CLARITY Compliance: Activity-Based Stablecoin Rewards

The market has spent the past year sorting out what's left of stablecoin rewards. The GENIUS Act prohibited stablecoin issuers from paying interest or yield directly to holders, MiCA drew a similar line in Europe, and the CLARITY draft now circulating in the Senate would extend the bar further by prohibiting any rewards model that is economically or functionally equivalent to bank interest, while explicitly preserving activity-based rewards tied to transactions, payments, loyalty programs, and platform use.
The activity-based carveout is the surviving competitive lever for everyone in stablecoins. While some major players have the regulatory relationships and internal compliance functions to design programs around it, most issuers, platforms, and protocols don't, and even the ones that do are running programs on infrastructure built for a previous regulatory era.
A carveout that's hard to operationalize at scale
Activity-based rewards are conceptually simple. Users earn for spending, transferring, transacting, or participating, with eligibility tied to genuine onchain behavior rather than balances sitting idle. The execution is where it gets expensive. Eligibility logic has to evaluate historical activity across wallets, contracts, and chains. Distribution has to be timely, accurate, and dispute-resistant. Records have to be detailed enough to satisfy auditors and, increasingly, the substance-over-form review CLARITY would invite.
For a centralized issuer with substantial headcount and counsel, that infrastructure can be built. For a stablecoin issued by a smaller team, a DeFi protocol distributing rewards to liquidity providers, or a wallet running a cashback program for verified users, the cost of building a defensible activity-based program from scratch is meaningful enough to limit what gets attempted. The carveout exists in the law, but the practical ability to use it is concentrated at the top of the market.
The result is a competitive distortion that runs the opposite direction of where most of the open finance market actually lives. The issuers and platforms most natively positioned to reward verified onchain activity, the ones whose users already operate entirely in chain-native infrastructure, are the ones least equipped to operationalize the rewards programs the law preserves for them.
Rewards infrastructure that comes with the proof attached
Verifiable rewards infrastructure changes the economics. Eligibility logic, calculation, and distribution all run against a single source of truth: the onchain activity itself, indexed and queryable across every wallet and contract that matters.
Space and Time captures that activity directly from the source chain, runs the eligibility and calculation as a query, and produces a cryptographic proof for every result. Smart contracts can then distribute on the verified result. The output is a complete, auditable record of who qualified for what and why, generated as a natural byproduct of the program running, not as a separate compliance workstream stood up alongside it.
For a smaller issuer or protocol, that collapses the cost of running a defensible program to roughly the cost of writing the eligibility rules. For a larger issuer with existing compliance infrastructure, it eliminates the reconciliation burden between the internal system that ran the program and the records produced for auditors and regulators, because the records are the program. Either way, the architecture preserves the structural distinction CLARITY and GENIUS care about: the stablecoin itself stays a monetary instrument with no interest or accrual, and the incentive layer runs externally on verified activity.

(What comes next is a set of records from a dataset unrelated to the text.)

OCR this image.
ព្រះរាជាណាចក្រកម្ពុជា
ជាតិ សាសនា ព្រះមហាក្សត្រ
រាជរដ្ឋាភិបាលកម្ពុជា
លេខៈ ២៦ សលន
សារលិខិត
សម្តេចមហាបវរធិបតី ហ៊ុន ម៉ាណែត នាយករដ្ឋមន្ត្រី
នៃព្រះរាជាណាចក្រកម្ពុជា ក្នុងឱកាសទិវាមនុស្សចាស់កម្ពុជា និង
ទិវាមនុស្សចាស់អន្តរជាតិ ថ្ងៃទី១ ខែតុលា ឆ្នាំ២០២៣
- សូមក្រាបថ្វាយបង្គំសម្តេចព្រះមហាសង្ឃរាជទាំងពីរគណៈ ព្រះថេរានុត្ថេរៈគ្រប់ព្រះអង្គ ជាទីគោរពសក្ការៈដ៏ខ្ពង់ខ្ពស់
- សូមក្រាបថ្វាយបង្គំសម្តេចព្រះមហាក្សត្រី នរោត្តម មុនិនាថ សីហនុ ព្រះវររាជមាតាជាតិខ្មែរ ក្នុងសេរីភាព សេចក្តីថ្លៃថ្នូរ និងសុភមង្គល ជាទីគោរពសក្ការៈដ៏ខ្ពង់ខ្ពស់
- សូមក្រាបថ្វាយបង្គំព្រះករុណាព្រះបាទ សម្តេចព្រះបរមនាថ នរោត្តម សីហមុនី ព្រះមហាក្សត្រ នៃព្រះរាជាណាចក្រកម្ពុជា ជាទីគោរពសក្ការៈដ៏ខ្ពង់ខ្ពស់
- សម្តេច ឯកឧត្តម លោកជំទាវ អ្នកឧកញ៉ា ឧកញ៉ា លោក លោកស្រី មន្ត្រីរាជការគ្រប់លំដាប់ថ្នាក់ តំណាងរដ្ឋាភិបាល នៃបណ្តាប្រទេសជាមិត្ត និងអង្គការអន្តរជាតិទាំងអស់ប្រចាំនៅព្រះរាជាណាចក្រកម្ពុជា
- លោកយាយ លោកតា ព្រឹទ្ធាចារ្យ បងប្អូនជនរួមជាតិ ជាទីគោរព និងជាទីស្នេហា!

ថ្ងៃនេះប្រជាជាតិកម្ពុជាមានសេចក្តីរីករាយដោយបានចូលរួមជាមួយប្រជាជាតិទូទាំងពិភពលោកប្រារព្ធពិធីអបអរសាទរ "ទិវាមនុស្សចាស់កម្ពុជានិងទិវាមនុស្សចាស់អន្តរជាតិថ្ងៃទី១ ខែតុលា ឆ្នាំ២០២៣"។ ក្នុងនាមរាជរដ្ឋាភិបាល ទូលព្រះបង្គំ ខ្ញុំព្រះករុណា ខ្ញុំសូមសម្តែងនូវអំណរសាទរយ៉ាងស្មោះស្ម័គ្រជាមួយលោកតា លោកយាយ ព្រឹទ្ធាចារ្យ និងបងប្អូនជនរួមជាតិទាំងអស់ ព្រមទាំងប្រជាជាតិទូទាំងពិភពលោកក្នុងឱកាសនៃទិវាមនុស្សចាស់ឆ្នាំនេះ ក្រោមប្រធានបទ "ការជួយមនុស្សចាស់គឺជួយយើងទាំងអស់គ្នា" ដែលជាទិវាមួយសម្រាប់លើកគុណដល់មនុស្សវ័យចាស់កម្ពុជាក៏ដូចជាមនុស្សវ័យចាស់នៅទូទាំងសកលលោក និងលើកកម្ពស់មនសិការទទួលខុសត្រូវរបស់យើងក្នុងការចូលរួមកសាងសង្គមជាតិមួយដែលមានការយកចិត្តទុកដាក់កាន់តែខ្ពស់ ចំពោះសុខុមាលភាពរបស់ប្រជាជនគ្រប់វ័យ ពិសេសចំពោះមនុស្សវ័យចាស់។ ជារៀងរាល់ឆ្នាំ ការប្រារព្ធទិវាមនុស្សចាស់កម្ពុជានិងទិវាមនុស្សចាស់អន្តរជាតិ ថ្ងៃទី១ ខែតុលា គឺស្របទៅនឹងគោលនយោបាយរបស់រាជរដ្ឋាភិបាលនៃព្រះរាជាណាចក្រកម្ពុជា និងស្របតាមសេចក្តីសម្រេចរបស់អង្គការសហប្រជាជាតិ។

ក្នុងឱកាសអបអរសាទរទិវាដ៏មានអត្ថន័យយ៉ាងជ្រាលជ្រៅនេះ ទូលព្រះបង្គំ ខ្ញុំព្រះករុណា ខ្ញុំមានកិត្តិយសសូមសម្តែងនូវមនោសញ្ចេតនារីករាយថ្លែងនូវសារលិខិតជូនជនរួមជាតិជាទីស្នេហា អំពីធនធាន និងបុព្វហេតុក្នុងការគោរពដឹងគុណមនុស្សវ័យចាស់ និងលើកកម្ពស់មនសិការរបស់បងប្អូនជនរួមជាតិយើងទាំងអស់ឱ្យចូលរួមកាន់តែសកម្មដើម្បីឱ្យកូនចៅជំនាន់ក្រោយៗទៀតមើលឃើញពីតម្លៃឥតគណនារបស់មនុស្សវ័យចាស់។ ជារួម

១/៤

Activity-based rewards become accessible to the rest of the market
For decentralized issuers, DeFi protocols, wallets, and the long tail of platforms that the activity-based carveout was supposed to serve, verifiable rewards infrastructure makes the carveout actually usable. Programs can be designed, launched, and operated at a cost that matches the scale of the operator, without sacrificing the audit trail that makes them defensible.
For issuers already running rewards programs internally, the value is operational. Less reconciliation, faster regulator response, clearer dispute resolution, and a record format that holds up across jurisdictions without separate buildouts for each.
Activity-based stablecoin rewards is part of the CLARITY Compliance Framework by Space and Time.